Support for the new charter has come from high street retailers, luxury fashion houses and other suppliers within the sector. Stella McCartney, Burberry, Adidas and H&M Group are included in the list of 40 signatories.
Aligned with the goals of the Paris Agreement, the new charter includes 16 principles and targets. The companies involved have committed to reducing their aggregate greenhouse gas emissions by 30% by 2030 and they’ve agreed to prioritize low-carbon transportation suppliers and favor climate-friendly materials.
Stella McCartney, whose eponymous label is already a leading player in sustainable fashion, was one of the founding signatories. She announced her involvement in late November during Voices, a fashion industry conference staged in the English countryside, where she was also honored for her work in the sector.
During an interview at the conference, she acknowledged the complexities of working sustainably and responsibly: “There are millions of limitations from a design and creative point of view. There are millions of limitations from a sourcing and manufacturing point of view. But for me, all of those challenges are part of being a designer and part of being a businesswoman.”

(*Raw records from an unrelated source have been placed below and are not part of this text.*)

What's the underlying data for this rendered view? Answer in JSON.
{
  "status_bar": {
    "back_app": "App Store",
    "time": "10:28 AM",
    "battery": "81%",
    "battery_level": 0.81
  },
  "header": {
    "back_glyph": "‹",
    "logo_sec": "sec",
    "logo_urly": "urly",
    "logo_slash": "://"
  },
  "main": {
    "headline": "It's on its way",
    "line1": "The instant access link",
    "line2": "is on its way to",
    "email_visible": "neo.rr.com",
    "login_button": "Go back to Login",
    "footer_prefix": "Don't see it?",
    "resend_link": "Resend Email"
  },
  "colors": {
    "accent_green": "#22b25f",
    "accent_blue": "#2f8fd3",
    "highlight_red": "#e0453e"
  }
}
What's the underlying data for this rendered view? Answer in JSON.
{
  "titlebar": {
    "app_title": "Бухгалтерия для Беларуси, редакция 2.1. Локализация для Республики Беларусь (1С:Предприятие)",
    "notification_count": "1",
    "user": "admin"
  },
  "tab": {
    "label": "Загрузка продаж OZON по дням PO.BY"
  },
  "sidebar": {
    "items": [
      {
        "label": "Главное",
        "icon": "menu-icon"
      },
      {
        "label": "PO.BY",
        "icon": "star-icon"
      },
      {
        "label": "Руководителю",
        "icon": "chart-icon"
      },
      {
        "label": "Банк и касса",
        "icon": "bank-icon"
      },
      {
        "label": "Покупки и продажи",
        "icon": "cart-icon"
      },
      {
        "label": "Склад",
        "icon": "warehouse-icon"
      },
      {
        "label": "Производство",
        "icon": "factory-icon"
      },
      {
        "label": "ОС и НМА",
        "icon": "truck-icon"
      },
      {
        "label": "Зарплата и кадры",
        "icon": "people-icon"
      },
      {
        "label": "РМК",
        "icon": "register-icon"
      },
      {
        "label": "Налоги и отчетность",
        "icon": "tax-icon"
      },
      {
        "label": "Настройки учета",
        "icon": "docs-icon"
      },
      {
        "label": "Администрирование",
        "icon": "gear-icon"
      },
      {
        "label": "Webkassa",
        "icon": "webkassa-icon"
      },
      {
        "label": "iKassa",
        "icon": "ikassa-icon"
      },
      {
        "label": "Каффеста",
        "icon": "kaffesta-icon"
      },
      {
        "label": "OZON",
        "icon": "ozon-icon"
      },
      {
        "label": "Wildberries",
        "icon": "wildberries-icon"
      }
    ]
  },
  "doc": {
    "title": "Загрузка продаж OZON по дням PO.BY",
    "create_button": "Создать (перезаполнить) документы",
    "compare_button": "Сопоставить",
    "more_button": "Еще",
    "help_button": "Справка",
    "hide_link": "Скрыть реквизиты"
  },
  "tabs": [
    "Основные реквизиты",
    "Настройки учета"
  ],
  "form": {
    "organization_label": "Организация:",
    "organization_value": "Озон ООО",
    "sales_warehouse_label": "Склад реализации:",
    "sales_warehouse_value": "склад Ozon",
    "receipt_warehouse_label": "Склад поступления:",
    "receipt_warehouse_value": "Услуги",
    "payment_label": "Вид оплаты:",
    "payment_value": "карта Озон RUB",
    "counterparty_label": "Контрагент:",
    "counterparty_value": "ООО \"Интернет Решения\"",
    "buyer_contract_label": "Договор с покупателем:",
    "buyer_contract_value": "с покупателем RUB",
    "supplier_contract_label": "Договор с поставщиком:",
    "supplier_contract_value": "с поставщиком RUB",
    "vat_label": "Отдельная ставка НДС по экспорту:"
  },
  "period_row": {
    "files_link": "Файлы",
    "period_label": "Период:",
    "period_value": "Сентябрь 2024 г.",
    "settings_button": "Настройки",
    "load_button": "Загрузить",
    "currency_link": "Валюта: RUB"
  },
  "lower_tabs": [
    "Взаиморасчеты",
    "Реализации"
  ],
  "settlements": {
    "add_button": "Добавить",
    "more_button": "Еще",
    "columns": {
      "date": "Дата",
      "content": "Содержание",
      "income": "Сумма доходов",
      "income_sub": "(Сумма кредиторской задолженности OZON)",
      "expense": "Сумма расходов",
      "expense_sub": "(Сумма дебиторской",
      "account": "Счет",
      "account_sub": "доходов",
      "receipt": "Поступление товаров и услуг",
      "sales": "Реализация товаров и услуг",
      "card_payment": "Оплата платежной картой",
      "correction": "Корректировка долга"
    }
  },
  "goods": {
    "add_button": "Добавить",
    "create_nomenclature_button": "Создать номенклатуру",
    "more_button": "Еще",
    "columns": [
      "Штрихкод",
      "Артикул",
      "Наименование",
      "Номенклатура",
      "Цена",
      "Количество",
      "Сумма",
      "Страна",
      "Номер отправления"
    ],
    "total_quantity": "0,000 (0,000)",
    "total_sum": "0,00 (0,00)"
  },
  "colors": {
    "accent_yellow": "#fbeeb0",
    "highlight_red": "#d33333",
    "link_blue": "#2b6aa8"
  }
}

McCartney called upon her peers in the industry to sign the charter, urging the industry to work together.
“It’s a no-brainer but there has to be a collective conversation,” she said. “I think that’s what’s so powerful and exciting and promising about COP24.”
Burberry was recently criticized when it was revealed the brand destroyed clothes and perfume worth more than $36 million in 2017. After widespread outrage, the luxury fashion label said in September that it would ban this practice.
H&M announced last month that they have appointed Christopher Wylie as a consulting director of research. The high street retailer is attempting to use AI and data to optimize its supply chains, with one of the aims being to reduce textile waste produced by over-ordering.